Why has Léon been ignored by art historians? For a long time, they thought that the two brothers were estranged. The truth is that they were estranged—but not until the early 1900s.

Around that time, Claude’s son Jean contracted a fatal respiratory infection from exposure to the chemicals at Léon’s factory. Léon’s daughter Adrienne suffered from the same illness, and Léon claimed that Jean had spread the disease, refusing to accept that the chemicals were responsible, according to Euronews.

When Jean died in 1914, Léon’s branch of the family was not invited to the funeral.

Despite the tragic ending to their story, the two brothers’ early relationship changed the course of art history. Léon’s financial support enabled his younger brother to become a key figure in the art scene that became Impressionism.

Léon Monet standing in the courtyard of his factory with his nephew Jean, circa 1900
Léon Monet standing in the courtyard of his factory with his nephew Jean, circa 1900 Private collection / © François Doury / Luxembourg Museum

“His rich big brother supported him in the first period of his life when he had no money or clients and was starving,” Lefebvre tells the AP. “But more than that, the vivid palette Monet was famous for came from the synthetic textile dye colors Léon created.”

Perhaps Claude painted the 1874 portrait because he recognized the significance of his brother’s support.

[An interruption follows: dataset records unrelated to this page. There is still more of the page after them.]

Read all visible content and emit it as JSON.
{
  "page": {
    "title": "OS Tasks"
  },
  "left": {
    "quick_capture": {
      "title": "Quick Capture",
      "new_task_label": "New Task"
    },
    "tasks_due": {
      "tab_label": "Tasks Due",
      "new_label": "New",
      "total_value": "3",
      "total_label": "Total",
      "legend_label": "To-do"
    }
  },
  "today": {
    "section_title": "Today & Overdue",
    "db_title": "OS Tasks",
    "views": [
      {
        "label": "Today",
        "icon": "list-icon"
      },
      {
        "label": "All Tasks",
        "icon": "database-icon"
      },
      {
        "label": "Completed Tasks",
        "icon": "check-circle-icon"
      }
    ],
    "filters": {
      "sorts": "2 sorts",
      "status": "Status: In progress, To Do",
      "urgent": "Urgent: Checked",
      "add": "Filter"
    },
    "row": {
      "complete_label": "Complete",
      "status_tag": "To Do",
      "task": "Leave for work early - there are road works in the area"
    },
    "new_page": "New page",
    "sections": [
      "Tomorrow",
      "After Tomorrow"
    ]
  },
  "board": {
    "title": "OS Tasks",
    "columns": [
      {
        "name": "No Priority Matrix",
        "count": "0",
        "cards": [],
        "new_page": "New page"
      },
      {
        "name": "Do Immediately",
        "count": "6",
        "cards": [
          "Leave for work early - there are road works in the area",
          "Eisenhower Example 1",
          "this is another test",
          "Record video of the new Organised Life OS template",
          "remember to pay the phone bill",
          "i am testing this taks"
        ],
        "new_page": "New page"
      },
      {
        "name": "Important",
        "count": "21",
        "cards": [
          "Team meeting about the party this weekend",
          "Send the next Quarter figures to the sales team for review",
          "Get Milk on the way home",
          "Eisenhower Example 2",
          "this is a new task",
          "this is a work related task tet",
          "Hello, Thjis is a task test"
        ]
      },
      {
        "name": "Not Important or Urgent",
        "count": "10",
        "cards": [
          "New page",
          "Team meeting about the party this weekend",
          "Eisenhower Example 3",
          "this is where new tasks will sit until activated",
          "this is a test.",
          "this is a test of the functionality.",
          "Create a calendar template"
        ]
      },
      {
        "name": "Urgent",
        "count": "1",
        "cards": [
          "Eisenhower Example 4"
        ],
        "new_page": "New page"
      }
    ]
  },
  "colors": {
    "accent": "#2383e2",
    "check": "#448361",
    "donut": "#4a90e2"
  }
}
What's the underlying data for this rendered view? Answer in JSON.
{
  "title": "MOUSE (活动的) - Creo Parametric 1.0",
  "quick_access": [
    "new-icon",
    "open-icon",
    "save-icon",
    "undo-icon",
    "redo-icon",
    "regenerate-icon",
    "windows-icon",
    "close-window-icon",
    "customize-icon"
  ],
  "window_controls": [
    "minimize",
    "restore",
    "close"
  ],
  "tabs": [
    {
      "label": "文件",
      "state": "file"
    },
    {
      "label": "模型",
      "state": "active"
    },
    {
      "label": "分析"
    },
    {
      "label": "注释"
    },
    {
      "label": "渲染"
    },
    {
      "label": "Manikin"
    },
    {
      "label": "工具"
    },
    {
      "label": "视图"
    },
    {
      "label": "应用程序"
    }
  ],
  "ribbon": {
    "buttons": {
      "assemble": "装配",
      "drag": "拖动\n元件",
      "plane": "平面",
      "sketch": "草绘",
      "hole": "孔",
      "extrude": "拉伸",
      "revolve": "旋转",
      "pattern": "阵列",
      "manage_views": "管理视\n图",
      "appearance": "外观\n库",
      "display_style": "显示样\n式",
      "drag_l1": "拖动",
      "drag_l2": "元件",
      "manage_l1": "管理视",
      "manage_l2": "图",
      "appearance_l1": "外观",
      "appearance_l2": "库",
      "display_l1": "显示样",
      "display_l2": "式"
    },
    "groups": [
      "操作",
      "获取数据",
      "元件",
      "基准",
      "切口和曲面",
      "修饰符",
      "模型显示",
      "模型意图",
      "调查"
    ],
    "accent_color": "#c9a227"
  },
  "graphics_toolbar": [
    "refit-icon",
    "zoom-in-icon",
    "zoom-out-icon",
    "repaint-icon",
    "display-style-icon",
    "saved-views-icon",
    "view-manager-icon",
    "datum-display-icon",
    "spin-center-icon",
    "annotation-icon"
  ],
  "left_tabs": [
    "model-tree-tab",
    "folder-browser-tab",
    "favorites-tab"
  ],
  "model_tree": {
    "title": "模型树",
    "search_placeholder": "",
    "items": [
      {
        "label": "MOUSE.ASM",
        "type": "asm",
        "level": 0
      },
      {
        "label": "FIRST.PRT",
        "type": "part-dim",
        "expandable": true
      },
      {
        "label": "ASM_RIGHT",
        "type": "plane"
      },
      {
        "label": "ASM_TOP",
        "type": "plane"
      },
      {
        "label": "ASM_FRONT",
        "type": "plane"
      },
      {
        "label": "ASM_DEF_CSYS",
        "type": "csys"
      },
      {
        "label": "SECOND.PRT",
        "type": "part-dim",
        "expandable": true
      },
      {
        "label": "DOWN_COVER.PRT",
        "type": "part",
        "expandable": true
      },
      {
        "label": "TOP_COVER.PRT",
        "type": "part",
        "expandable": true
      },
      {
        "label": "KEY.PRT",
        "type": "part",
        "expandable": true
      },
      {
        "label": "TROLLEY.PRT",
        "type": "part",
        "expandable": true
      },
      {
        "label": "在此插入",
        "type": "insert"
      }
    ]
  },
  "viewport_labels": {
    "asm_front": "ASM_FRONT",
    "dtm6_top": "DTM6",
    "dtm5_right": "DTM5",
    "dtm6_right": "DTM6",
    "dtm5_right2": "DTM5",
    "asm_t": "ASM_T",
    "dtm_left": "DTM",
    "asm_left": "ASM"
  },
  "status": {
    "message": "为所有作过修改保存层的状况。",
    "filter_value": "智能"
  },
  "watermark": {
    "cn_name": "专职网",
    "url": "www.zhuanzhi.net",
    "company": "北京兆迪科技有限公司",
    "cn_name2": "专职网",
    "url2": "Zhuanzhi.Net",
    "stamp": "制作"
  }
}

He depicts Léon in a black suit and top hat, with a bushy beard and vibrant red cheeks. When Léon hid it away, the piece was forgotten for nearly 150 years. Now, it will be the centerpiece of the exhibition, emblematic of a pivotal relationship almost lost to time.

Léon Monet: Brother of the Artist and Collector” is on view at the Musee du Luxembourg in Paris through July 16.